Tas paralon pernah eksis di masanya. Saya dan kawan-kawan yang lain, menjadi saksi hidup di mana tas paralon pernah eksis dan digandrungi khalayak remaja.
Cara membuatnya bisa dibilang mudah, apabila alat dan bahan tersedia. Yaiyalah!!111!!
Pergi ke toko bangunan, akan menemui bahan dasar untuk membuat tas itu. Paralon yang biasanya digunakan untuk jalan aliran air, di tangan orang kreatif bisa disulap menjadi tas yang menarik.
Jangan lupa memberi penutup pada bagian atas dan bawah. Agar benda-benda yang nantinya dimasukkan ke dalam tas paralon, bisa aman dan tidak berjatuhan. Kemudian pasangkan tali di bagian tubuh tas paralon yang kiranya pas. Tali yang digunakan biasanya tali tas model slempang.

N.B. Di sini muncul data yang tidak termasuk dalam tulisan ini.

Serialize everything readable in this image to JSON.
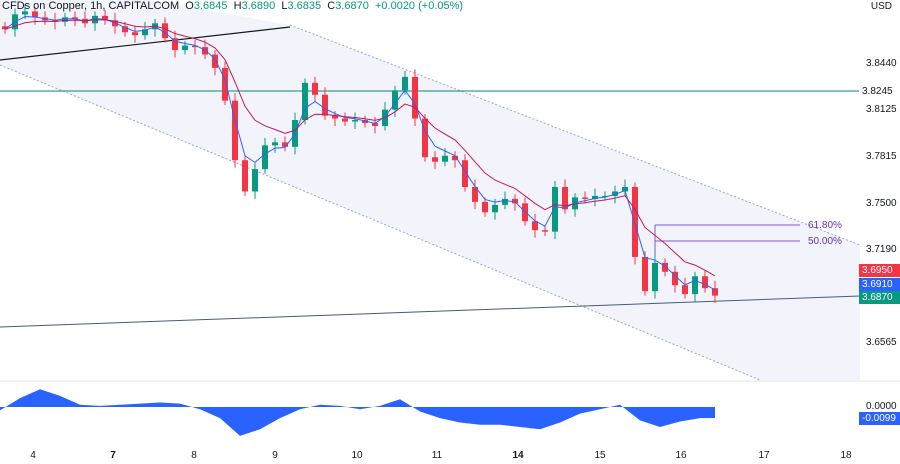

Setelah tas paralon jadi. Dalam hal mempercantiknya, entah disadari atau tidak, dapat secara tidak langsung mencerminkan empunya. Bagi penggila bola, terkadang di tas paralon diberi stiker yang ada kaitannya dengan sepak bola.
Misalnya sticker pemain favorit, logo tim kebanggaan, dan lain-lain. Bagi yang memiliki jiwa-jiwa santai dan melankolis ala Bob Dylan dan Bob Marley, bisa ditemukan sticker dengan kombinasi warna hitam putih atau merah, kuning, dan hijau.
Begitupun pada bagian tali. Bagi penggemar musik, biasanya terdapat pin yang ada hubungannya dengan grup band favorit pada masa itu. Pin dari grup band dunia hingga lokal.
Tentu bagi penggila bola, pin bernafaskan olahraga yang paling digemari sejagat raya menjadi penghias pada bagian tali tas paralon. Eksistensi tas paralon bak eksistensi sepeda fixie yang dulu pernah ramai di kabupaten yang konon sebagai lumbung pangan dan energi ini.
Keberadaan pengguna tas paralon juga marak ketika Laskar Angling Dharma berlaga. Ketika tas paralon eksis di masa itu, bisa ditemui penonton yang menggunakan tas yang cara pakainya dislempangkan itu.
Ketika tas paralon eksis, memberi angin segar bagi penjual stiker. Penjual stiker yang biasanya ada di pinggir jalan, juga memperoleh berkah dari ramainya pengguna tas paralon.
Seperti mengeblok bagian tas paralon dengan skotlet, atau hanya dengan mempercantik tas paralon dengan stiker-stiker (kecil) yang biasanya dijual dengan diletakkan di plastik, dan bergoyang ketika angin menerjang.
Itulah, Nabs. Kisah di balik tas paralon yang dulu pernah eksis. Mengingat kehidupan di dunia bak siklus, tak menutup kemungkinan kalau tas paralon akan kembali eksis seperti dulu lagi. Bahkan, bisa lebih eksis dari periodisasi sebelumnya.